The Prophetic President:

Everyone loved to talk about voter apathy, but the real problem, Carter said, was that “millions of Americans are prevented or discouraged from voting in every election by antiquated and overly restricted voter registration laws”—a fact proven, he pointed out, by record rates of participation in 1976 in Minnesota, Wisconsin, and North Dakota, where voters were allowed to register on election day. So he proposed that election-day registration be adopted universally, tempering concerns that such measures might increase opportunities for fraud by also proposing five years in prison and a $10,000 fine as penalties for electoral fraud.
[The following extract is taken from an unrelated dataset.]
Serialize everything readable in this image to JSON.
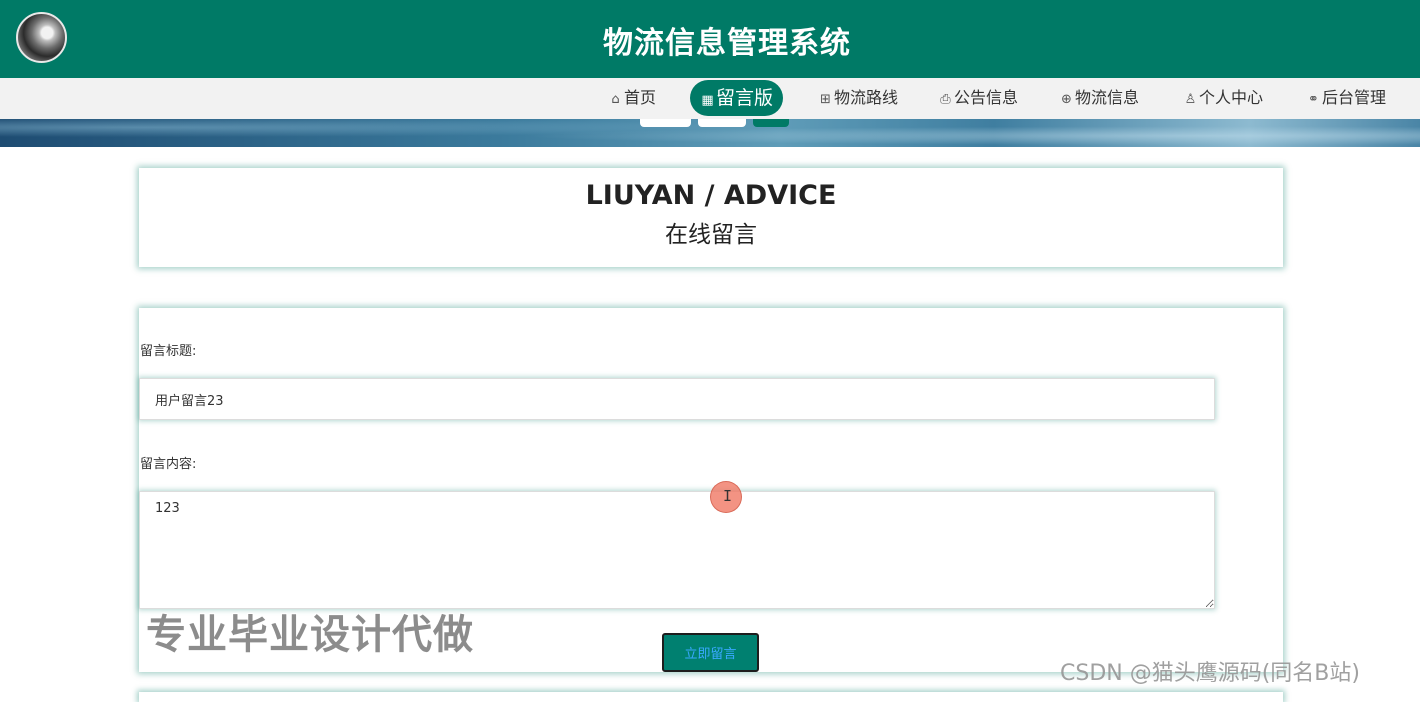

He asked Congress to allot up to $25 million in aid to states to help them comply, and for the current system of federal matching funds for presidential candidates to be expanded to congressional elections. He suggested reforming a loophole in the matching-fund law that disadvantaged candidates competing with rich opponents who funded their campaigns themselves, and revising the Hatch Act to allow federal employees “not in sensitive positions,” and when not on the job, the same rights of political participation as everyone else.

Finally, and most radically, he recommended that Congress adopt a constitutional amendment to do away with the Electoral College—under which, three times in our history (four times if you count George W. Bush 23 years later), a candidate who received fewer votes than his opponent went on to become president—in favor of popular election of presidents. It was one of the broadest political reform packages ever proposed.
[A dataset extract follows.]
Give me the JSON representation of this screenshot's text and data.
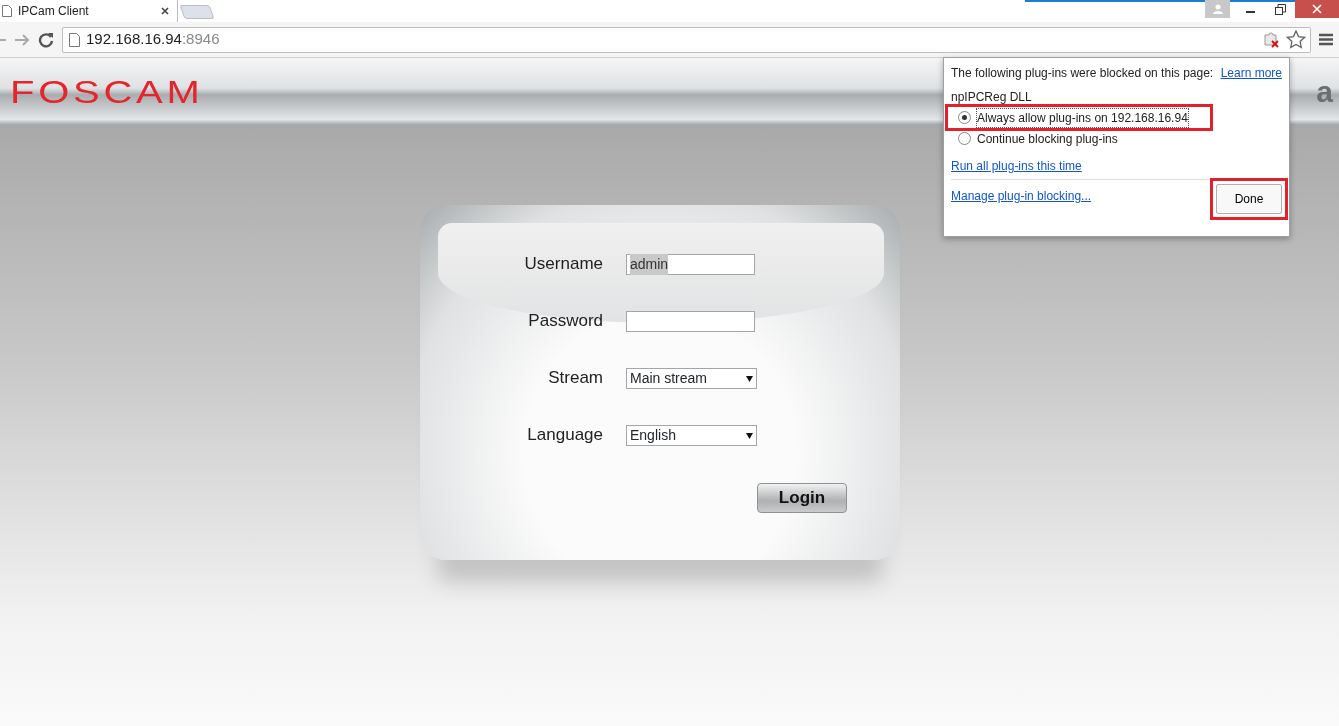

It was immediately embraced. Legislators from both parties stood together at a news briefing to endorse all or part of it. Two Republican senators and two Republican representatives stepped forward to cosponsor the universal registration bill; William Brock, chairman of the Republican National Committee, called it “a Republican concept.” Senate Minority Leader Howard Baker announced his support, and suggested going even further: making election day a national holiday and keeping polls open 24 hours. House Minority Leader John Rhodes, a conservative disciple of Barry Goldwater, predicted it would pass “in substantially the same form with a lot of Republican support, including my own.”
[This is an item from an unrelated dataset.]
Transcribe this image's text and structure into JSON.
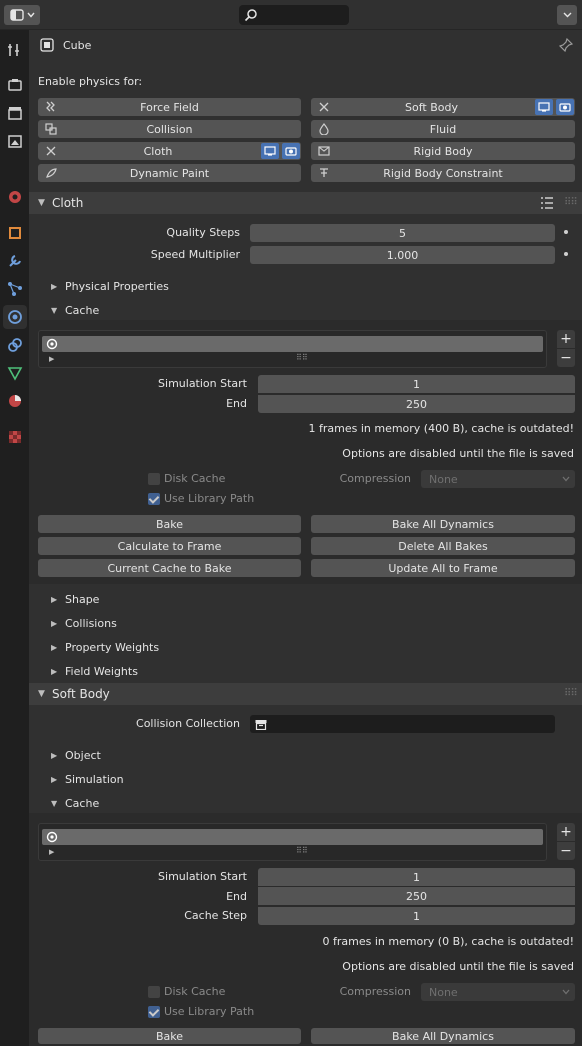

A more perfect democracy. Who could find this controversial?

You guessed it: movement conservatives, who took their lessons about Democrats and “electoral reform” from Republican allegations that had Kennedy beating Nixon via votes received from the cemeteries of Chicago.

Ronald Reagan had been on this case for years. “Look at the potential for cheating,” he thundered in 1975, when Democrats proposed allowing citizens to register by postcard. “He can be John Doe in Berkeley, and J.F. Doe in the next county, all by saying he intends to live in both places … Yes, it takes a little work to be a voter; it takes some planning to get to the polls or send an absentee ballot … That’s a small price to pay for freedom.” He took up the cudgel again shortly after Carter’s inauguration, after California adopted easier voter registration. Why not a national postcard registration program? “The answer to that is the one the American general gave to the German demand for surrender at the battle of Bastogne in World War II: Nuts.…. Government by the people won’t work if the people won’t work at it.”

He continued. “Why don’t we try reverse psychology and make it harder to vote?”